The NSF HACCP for Building Water Systems training courses will be taught by William F. McCoy, Ph.D. and Aaron A. Rosenblatt, water systems experts with more than 69 years of combined industry experience:

• William F. McCoy, Ph.D., is Co-Founder and Chief Technology officer of Phigenics LLC, a solutions provider for problems associated with building water systems. Bill has published more than 100 scientific articles and 8 book chapters on topics involving water systems and technologies, including a book entitled “Preventing Legionellosis,” which was published by the International Water Association. He has also developed 29 U.S. patents for new analytical diagnostics and technologies widely used for cooling tower treatment, received the International Water Association Medal for Outstanding Contribution to Management and Science (Berlin  2001), Inventor of the Year Award from the Intellectual Property Law Association (USA 2001), Grand Prize Technical Innovation Trophy from the SUEZ Group (Brussels 2000), Governor’s Pollution Prevention Award from the State of Illinois (USA 1999), and the R&D 100 Award from Research and Development Magazine (USA 1998).
• Aaron A. Rosenblatt is a Principal of Gordon & Rosenblatt, LLC, an independent consulting firm specializing in oxy-halogen chemistry and chemical disinfection with an emphasis on public drinking water supplies and microbial risk management in building water systems.  Mr. Rosenblatt is the inventor of more than 20 U.S. patents and author of a number of scientific and technical papers, primarily on drinking water disinfectants, disinfection chemistry and related EPA regulations under the Safe Drinking Water Act.   Mr. Rosenblatt has served on the Board of the International Ozone Association-Pan American Group (IOA-PAG), as a member of the American Water Works Association (AWWA) Disinfection and Disinfectants Committees and the Microbial and Disinfection By-Product (M/DBP) Technical Advisory Workgroup during regulatory negotiations for U.S. EPA M/DBP Rule II.

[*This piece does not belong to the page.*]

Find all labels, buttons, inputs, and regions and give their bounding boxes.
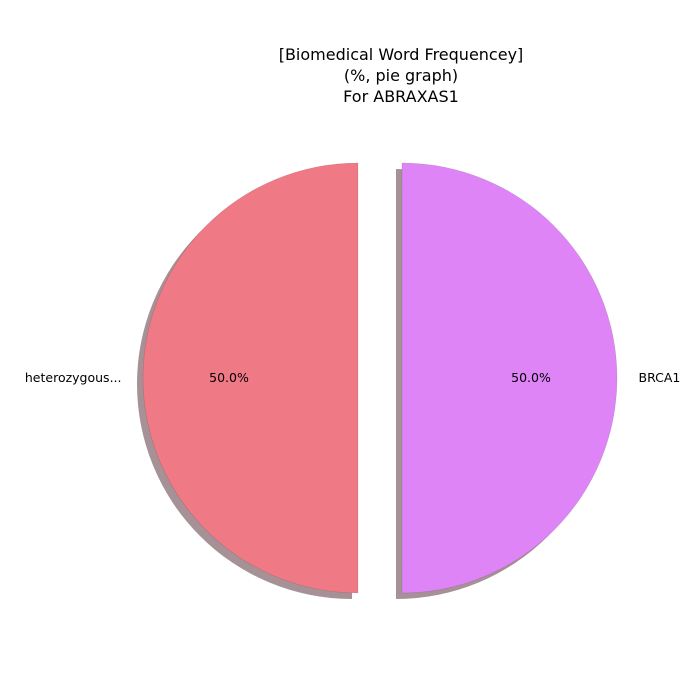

Companies seeking more information about the HACCP training program can contact americas@nsf.org or visit NSF’s water programs webpage. You can also email europe@nsf.org, asia@nsf.org, brasil@nsf.org, and info@nsf.org.cn (China) for additional information.

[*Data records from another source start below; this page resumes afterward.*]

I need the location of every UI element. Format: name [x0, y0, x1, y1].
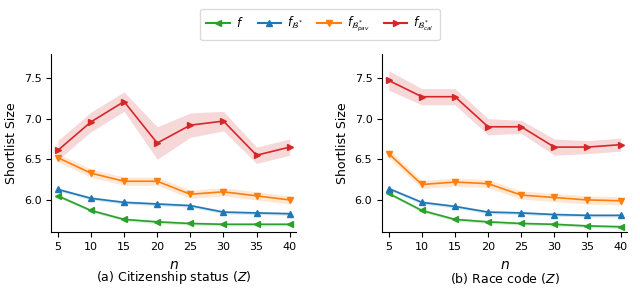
X-axis label: $n$: $n$ [500, 258, 509, 272]
X-axis label: $n$: $n$ [169, 258, 179, 272]
Y-axis label: Shortlist Size: Shortlist Size [336, 102, 349, 184]
Text: (a) Citizenship status $(Z)$: (a) Citizenship status $(Z)$ [96, 269, 252, 286]
Text: (b) Race code $(Z)$: (b) Race code $(Z)$ [450, 271, 559, 286]
Legend: $f$, $f_{\mathcal{B}^*}$, $f_{\mathcal{B}^*_{pav}}$, $f_{\mathcal{B}^*_{cal}}$: $f$, $f_{\mathcal{B}^*}$, $f_{\mathcal{B… [200, 9, 440, 40]
Y-axis label: Shortlist Size: Shortlist Size [5, 102, 18, 184]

Editor’s note: To schedule an interview with an NSF International Water Expert, contact Kelly Ingerly media@nsf.org  or +1 734-827-6850.

About NSF International: NSF International is a global independent organization that writes standards, and tests and certifies products for the water, food, health sciences and consumer goods industries to minimize adverse health effects and protect the environment (nsf.org). Founded in 1944, NSF is committed to protecting human health and safety worldwide. Operating in more than 150 countries, NSF is accredited by the American National Standards Institute (ANSI) and is a Pan American Health Organization/World Health Organization Collaborating Center on Food Safety, Water Quality and Indoor Environment.

NSF led the development of the American National Standards for all materials and products that treat or come in contact with drinking water. In 1990, the U.S. EPA replaced its own drinking water product advisory program with these NSF standards. Today, all major plumbing codes require certification to NSF standards for pipes and plumbing components in commercial and residential buildings. NSF International is accredited by the American National Standards Institute (ANSI).

Additional NSF services include management systems registration through NSF-ISR; sustainability standards development, claims and product verification through NSF Sustainability; food safety and quality programs through the NSF Global Food Safety Division; and testing and certification programs for bottled water and beverages, dietary supplements and consumer product industries.